Today is the final day Lithuania will use the litas as its national currency before sacrificing monetary policy independence to Brussels and the European Central Bank in Frankfurt.
People have been queuing at banks across the country to swap old litas for new Euro notes and coins, euronews reports.
Despite the problems the German-dominated currency has caused, including sky-high unemployment, poverty, riots in Europe’s capital cities and even suicide in Greece as businesses failed and people felt hopeless, all countries that joined the European Union from 2004 signed a binding agreement to join the Euro.
Lithuania will be the 19th country to join the political and economic project.
Since 2005 Lithuania has seen its Per Capita GNI rise from $14,440 to $24,500 although that is coupled with a significant drop in population following the doors opening to richer Western Europe. But it is also indicative of a country that embraced free markets once it had thrown off communism, embracing a flat tax policy which libertarians in the UK can only dream of now even UKIP has abandoned that idea.
The former Soviet republic was the first country to break away from the central planning system in the late 1980s and in 1990 broke away from the USSR completely and embraced capitalism. It implemented liberal reforms and became one of the fastest growing countries in the world over the last decade with GDP growth rates positive for nine years in a row until the global economic collapse in 2009.

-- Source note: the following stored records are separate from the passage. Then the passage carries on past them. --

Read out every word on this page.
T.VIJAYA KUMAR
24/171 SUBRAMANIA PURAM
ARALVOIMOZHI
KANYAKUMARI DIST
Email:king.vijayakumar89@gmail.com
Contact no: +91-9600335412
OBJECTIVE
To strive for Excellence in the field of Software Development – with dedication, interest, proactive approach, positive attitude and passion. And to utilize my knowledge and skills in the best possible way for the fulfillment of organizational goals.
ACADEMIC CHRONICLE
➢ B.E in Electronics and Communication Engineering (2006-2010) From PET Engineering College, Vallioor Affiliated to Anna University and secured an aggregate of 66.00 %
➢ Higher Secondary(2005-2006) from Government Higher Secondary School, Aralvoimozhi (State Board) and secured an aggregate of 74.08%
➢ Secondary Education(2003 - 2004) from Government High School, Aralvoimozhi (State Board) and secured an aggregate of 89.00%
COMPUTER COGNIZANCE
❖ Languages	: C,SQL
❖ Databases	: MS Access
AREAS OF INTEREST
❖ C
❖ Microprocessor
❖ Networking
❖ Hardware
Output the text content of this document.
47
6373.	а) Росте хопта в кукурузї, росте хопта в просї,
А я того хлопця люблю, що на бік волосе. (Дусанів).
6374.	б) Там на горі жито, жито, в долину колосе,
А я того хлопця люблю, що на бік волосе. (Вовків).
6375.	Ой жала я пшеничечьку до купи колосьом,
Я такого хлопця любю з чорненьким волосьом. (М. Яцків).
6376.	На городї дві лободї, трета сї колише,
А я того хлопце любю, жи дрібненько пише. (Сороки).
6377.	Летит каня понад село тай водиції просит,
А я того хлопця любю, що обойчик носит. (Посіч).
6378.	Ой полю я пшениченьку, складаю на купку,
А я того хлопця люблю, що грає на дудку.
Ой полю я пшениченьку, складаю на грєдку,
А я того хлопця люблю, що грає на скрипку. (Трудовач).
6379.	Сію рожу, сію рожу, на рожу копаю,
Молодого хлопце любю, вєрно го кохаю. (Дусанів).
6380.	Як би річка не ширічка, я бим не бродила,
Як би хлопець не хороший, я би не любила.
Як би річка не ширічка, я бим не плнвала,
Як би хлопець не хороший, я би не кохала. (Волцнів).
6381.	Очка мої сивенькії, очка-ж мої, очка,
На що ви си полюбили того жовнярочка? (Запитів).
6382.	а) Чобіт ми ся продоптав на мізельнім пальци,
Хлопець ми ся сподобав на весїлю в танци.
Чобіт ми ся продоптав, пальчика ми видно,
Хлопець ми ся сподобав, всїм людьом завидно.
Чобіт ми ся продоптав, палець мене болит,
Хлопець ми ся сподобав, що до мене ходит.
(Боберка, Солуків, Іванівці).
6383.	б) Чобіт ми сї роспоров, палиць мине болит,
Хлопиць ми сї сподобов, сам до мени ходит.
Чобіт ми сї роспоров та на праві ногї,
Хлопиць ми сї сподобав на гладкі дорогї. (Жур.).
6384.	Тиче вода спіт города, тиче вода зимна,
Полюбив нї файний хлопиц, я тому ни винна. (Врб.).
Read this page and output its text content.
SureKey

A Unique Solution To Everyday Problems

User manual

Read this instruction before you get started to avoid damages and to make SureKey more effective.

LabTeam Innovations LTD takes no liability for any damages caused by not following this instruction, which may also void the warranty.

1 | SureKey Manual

But it was actually the last country to be hit by the economic crisis because its GDP growth rate in 2008 was positive while countries in Southern Europe, who had been a part of the single currency, have seen their growth rates become negative figures. Greece in particular saw an astonishing downward trajectory since 2006, falling to -7.1 percent in 2011 as other countries were making their recovery.
In contrast, the rebound in Lithuania’s economy in the third quarter was the fastest in the EU whereas the overall growth figures for the eurozone countries have only poked their nose into positive growth as a whole, peaking at 0.3 percent.
Yet despite the evidence of the unviability of a single currency for so many diverse countries including many who did not meet the convergence criteria (in actual terms, only Luxembourg did), government officials have praised the benefits of the single currency.
The Prime Minister Algirdas Butkevicius said the transition from monetary independence to the common currency was one of the main achievements of his centre-left governing party in the last two years: Lithuania was due to join the EMU in 2007 but inflationary figures were too high and the low interest rates set by the ECB, mainly to meet the needs of the German economic powerhouse, would have only added to those difficulties.
“I think we have done it responsibly as I do not know any other country where public trust in the euro has reached 63 percent”, Mr Butkevicius said. “It makes me feel positive and I look forward to exiting the mechanism by which litas was pegged to the euro.”
The country’s Finance Minister Rimantas Sadzius highlighted the boost to investment that lower borrowing costs could provide.
“It is cheaper credits, cheaper investment as risk of currency devaluation is eliminated and, in general, it is more of the cheaper money”, he said.
But UKIP leader Nigel Farage said that politicians should not be so confident in their predictions:
“This would be true if the euro was a success” he said, referring to Sadzius’s comments. “But given the mess the Euro is in, Lithuania’s decision to join the single currency is like boarding the Titanic after it’s hit the iceberg whilst the passengers are looking for the lifeboats.”